Hôtel de Chaumeils (oder Hotel Dulac de Fugères)

    2 Rue Cardinal-de-Polignac
    43000 Le Puy-en-Velay
Crédit photo : MOSSOT - Sous licence Creative Commons

Timeline

Moyen Âge central
Bas Moyen Âge
Renaissance
Temps modernes
Révolution/Empire
XIXe siècle
Époque contemporaine
1200
1300
1600
1700
1800
1900
2000
XIIe siècle
Mittelalterliche Ursprünge
XVIe siècle
Revolver hinzufügen
XVIIe–XVIIIe siècles
Erweiterungen und Dekore
14 avril 1951
MH-Klassifikation
Fin XIXe siècle
Verkauf von Bas-Relief
Aujourd'hui
Aujourd'hui

Kulturgüter

Fassaden und Dächer: Inschrift durch Dekret vom 14. April 1951

Kennzahlen

Pierre Vaneau - Sculptor Autor von Basreliefs im Louvre verkauft.

Ursprung und Geschichte

Das Hotel Chaumeils in Puy-en-Velay bietet architektonische Spuren aus dem zwölften Jahrhundert, wie eine Säule und ihre Hauptstadt im ersten Stock. Die zerbrochenen Arkaden, wahrscheinlich aus dem 13. Jahrhundert, empfehlen kommerziellen Gebrauch von dieser Zeit, mit Geschäften im Erdgeschoss. Diese romanischen Elemente, darunter ein blindes Fenster aus schwarzem und weißem Mosaik, zeugen von seinem mittelalterlichen Ursprung.

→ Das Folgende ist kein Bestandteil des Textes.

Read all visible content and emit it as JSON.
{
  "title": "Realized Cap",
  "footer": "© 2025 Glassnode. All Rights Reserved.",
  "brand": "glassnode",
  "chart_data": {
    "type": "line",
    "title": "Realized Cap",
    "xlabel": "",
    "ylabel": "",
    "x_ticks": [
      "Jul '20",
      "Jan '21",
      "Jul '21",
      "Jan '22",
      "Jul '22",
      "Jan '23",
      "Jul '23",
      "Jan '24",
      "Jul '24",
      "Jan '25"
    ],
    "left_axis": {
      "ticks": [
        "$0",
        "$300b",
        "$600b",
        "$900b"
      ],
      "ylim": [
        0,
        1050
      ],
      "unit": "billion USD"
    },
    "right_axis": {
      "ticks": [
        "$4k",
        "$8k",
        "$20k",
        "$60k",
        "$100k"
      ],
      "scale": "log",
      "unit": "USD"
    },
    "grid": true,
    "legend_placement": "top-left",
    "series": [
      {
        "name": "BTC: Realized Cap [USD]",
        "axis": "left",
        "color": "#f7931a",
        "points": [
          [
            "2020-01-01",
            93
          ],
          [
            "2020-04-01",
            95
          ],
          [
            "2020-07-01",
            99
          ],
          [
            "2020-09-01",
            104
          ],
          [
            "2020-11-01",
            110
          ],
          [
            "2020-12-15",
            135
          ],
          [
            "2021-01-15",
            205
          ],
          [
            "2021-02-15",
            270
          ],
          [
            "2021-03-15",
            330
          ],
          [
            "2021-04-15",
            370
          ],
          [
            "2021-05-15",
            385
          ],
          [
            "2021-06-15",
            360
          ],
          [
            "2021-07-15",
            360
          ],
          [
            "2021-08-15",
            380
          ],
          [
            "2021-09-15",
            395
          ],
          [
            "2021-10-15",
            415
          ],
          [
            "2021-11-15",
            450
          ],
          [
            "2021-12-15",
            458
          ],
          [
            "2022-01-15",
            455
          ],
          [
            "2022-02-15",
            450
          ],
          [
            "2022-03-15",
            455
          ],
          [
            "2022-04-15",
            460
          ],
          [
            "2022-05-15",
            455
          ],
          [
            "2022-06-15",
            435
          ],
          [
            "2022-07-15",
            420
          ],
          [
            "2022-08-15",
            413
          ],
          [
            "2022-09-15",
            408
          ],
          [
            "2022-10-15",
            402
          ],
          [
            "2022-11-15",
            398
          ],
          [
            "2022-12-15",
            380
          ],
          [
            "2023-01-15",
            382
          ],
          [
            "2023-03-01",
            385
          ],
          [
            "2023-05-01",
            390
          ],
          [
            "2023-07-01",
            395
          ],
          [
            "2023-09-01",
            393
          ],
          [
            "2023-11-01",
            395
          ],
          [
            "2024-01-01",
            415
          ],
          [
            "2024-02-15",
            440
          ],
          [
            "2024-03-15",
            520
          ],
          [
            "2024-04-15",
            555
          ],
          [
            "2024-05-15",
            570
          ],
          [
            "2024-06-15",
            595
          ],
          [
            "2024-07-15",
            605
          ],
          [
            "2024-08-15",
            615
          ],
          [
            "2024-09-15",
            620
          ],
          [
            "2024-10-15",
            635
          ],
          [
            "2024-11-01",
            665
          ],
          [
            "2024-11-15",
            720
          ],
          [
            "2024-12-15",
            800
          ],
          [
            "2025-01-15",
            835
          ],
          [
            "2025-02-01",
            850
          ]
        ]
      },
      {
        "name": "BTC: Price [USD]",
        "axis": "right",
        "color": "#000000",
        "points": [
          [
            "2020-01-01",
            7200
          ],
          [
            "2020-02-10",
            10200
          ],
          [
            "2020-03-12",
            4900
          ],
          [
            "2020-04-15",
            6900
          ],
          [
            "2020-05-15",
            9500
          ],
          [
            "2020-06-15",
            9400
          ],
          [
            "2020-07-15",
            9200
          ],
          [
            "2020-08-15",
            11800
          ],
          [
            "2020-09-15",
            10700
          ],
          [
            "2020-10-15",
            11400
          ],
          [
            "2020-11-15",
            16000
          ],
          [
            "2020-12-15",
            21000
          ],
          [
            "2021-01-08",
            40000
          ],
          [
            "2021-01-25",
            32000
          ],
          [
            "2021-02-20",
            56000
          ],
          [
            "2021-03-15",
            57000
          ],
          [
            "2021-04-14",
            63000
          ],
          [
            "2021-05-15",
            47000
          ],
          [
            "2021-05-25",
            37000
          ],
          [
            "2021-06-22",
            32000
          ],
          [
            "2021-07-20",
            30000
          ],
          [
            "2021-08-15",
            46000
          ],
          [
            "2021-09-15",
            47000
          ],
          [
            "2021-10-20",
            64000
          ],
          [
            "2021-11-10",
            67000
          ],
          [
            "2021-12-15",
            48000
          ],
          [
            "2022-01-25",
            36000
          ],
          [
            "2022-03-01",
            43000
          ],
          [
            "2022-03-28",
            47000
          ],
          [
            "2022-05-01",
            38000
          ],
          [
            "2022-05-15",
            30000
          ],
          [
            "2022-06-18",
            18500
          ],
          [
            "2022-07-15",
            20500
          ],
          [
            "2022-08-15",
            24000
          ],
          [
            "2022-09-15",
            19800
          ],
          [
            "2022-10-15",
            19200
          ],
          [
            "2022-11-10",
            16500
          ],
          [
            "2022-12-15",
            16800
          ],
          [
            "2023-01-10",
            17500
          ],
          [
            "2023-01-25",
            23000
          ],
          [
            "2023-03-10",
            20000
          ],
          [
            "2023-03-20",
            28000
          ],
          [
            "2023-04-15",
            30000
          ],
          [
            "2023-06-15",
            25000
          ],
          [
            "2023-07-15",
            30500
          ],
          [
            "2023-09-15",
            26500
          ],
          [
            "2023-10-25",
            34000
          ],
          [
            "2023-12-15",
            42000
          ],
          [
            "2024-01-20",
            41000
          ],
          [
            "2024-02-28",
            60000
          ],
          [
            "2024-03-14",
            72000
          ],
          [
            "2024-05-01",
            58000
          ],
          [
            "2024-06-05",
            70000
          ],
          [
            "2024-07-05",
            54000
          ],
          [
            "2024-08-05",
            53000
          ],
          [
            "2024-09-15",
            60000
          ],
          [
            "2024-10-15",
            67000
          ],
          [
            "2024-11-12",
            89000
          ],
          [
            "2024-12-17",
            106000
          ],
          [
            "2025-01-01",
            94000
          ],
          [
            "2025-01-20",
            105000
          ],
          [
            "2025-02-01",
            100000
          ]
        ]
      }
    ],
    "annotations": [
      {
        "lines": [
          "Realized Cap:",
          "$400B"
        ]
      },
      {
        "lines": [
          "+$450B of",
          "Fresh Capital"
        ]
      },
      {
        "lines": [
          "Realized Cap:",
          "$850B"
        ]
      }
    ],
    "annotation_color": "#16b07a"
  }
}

Im 16. Jahrhundert wurde ein Treppenturm hinzugefügt, der eine Erhebung des Gebäudes markiert. Die Fassade bewahrt prismatische Formfenster und eine Korbgrifftür, jetzt ummauert, von einem gehämmerten Schild überdeckt. Diese Veränderungen spiegeln eine Anpassung an Renaissance-Stile wider, während ältere Strukturen integriert werden.

Zwischen dem 17. und 18. Jahrhundert wurde das Hotel erweitert und von seinen Besitzern verschönert, mit Innendekorationen typisch für die Zeit: Holzwerk, französische Decken, Kamine und Stuck. Die Polignac-Fassade aus dem 18. Jahrhundert verbindet den Turm mit einem Eingang mit Holzarbeiten. Bis zum späten 19. Jahrhundert beherbergte der Stall zwei Basreliefs von Pierre Vaneau, verkauft am Louvre.

Die Fassaden und Dächer wurden 1951 als historische Baudenkmäler gelistet, die ihren Erbwert erkennen. Das Gebäude illustriert somit fast sechs Jahrhunderte der architektonischen Evolution, vom Mittelalter bis zur klassischen Ära, während es originelle Elemente wie mittelalterliche Arkaden oder romanische Spalten bewahrt.